Table of Contents Author Guidelines Submit a Manuscript
Developmental Immunology
Volume 1, Issue 1, Pages 11-17
http://dx.doi.org/10.1155/1990/47659

Structure of Germline Immunoglobulin Heavy-Chain γ1 Transcripts in Interleukin 4 Treated Mouse Spleen Cells

Department of Molecular Genetics and Microbiology, University of Massachusetts, Medical Center, 55 Lake Avenue North, Worcester, Massachusetts 01655, USA

Received 20 September 1989; Accepted 5 December 1989

Copyright © 1990 Hindawi Publishing Corporation. This is an open access article distributed under the Creative Commons Attribution License, which permits unrestricted use, distribution, and reproduction in any medium, provided the original work is properly cited.

Abstract

Antibody class switching is mediated by a DNA recombination event that replaces the Cμ gene with one of the other heavy (H) chain constant region (CH) genes located 3' to the Cμ gene. The regulation of this process is essential to the immune response because different CH regions provide different biological functions. Correlative evidence indicates that the isotype (class) specificity of the switch is determined by the accessibility of specific CH genes as indicated by hypomethylation and transcriptional activity.

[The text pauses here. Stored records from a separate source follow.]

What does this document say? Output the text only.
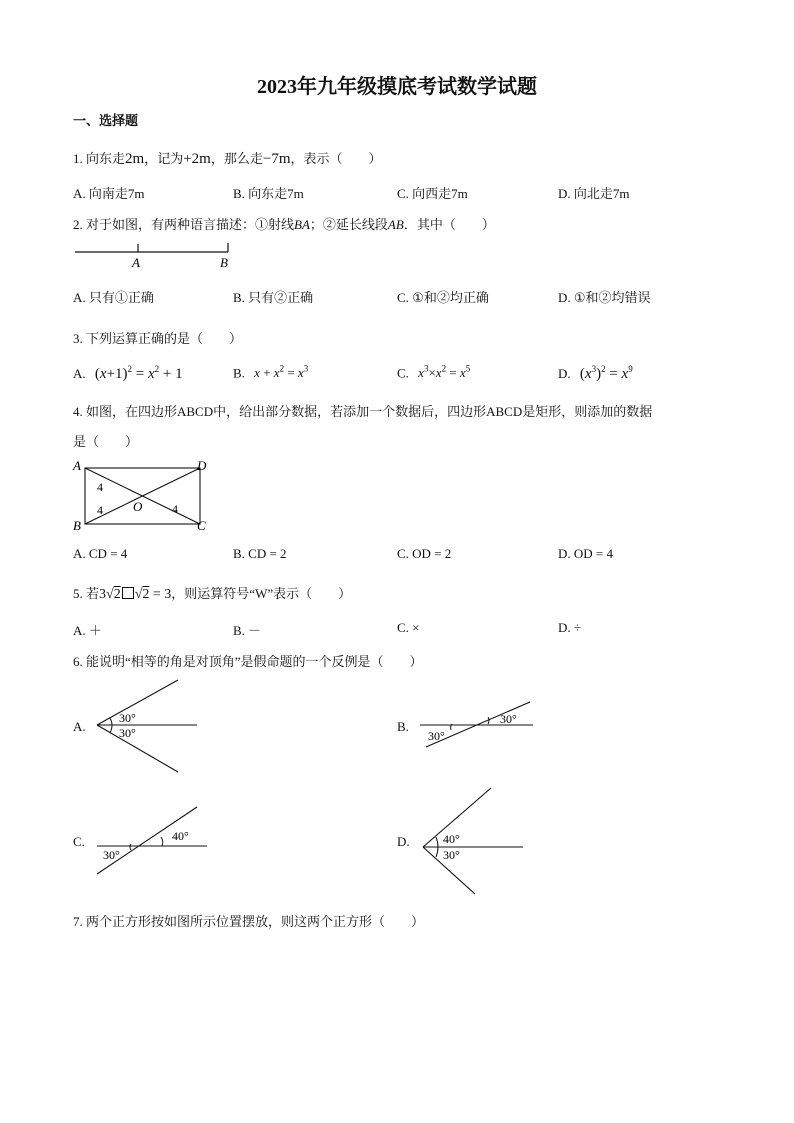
2023年九年级摸底考试数学试题
一、选择题
1. 向东走2m，记为+2m，那么走−7m，表示（　　）
A. 向南走7m	B. 向东走7m	C. 向西走7m	D. 向北走7m
2. 对于如图，有两种语言描述：①射线BA；②延长线段AB．其中（　　）
A	B
A. 只有①正确	B. 只有②正确	C. ①和②均正确	D. ①和②均错误
3. 下列运算正确的是（　　）
A. $(x+1)^2 = x^2 + 1$	B. $x + x^2 = x^3$	C. $x^3\times x^2 = x^5$	D. $(x^3)^2 = x^9$
4. 如图，在四边形ABCD中，给出部分数据，若添加一个数据后，四边形ABCD是矩形，则添加的数据
是（　　）
A	D
B	C
O
4
4	4
A. CD = 4	B. CD = 2	C. OD = 2	D. OD = 4
5. 若3√2 √2 = 3，则运算符号“W”表示（　　）
A. ＋	B. －	C. ×	D. ÷
6. 能说明“相等的角是对顶角”是假命题的一个反例是（　　）
A.
30°
30°	B.	30°
30°
C.	40°
30°
D.	40°
30°
7. 两个正方形按如图所示位置摆放，则这两个正方形（　　）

For example, RNAs transcribed from specific unrearranged CH genes are induced prior to switching under conditions that promote subsequent switching to these same CH genes. The function of transcription of these germline CH genes is unknown. In this report, we describe the structure of RNA transcribed from unrearranged γ1 genes in mouse spleen cells treated with LPS plus .a HeLa cell supernatant containing recombinant interleukin 4. The germline γl RNA is initiated at multiple start sites 5' to the tandem repeats of the γ1 switch (Sγ1) region. As is true for analogous RNAs transcribed from unrearranged γ2b and c genes, the germline γ1 RNA has an exon transcribed from the region 5' to Sγ1 sequences, which is spliced at a unique site to the Cr gene. The germline γ1 RNA has an open-reading frame (ORF) that potentially encodes a small protein 48 amino acid in length.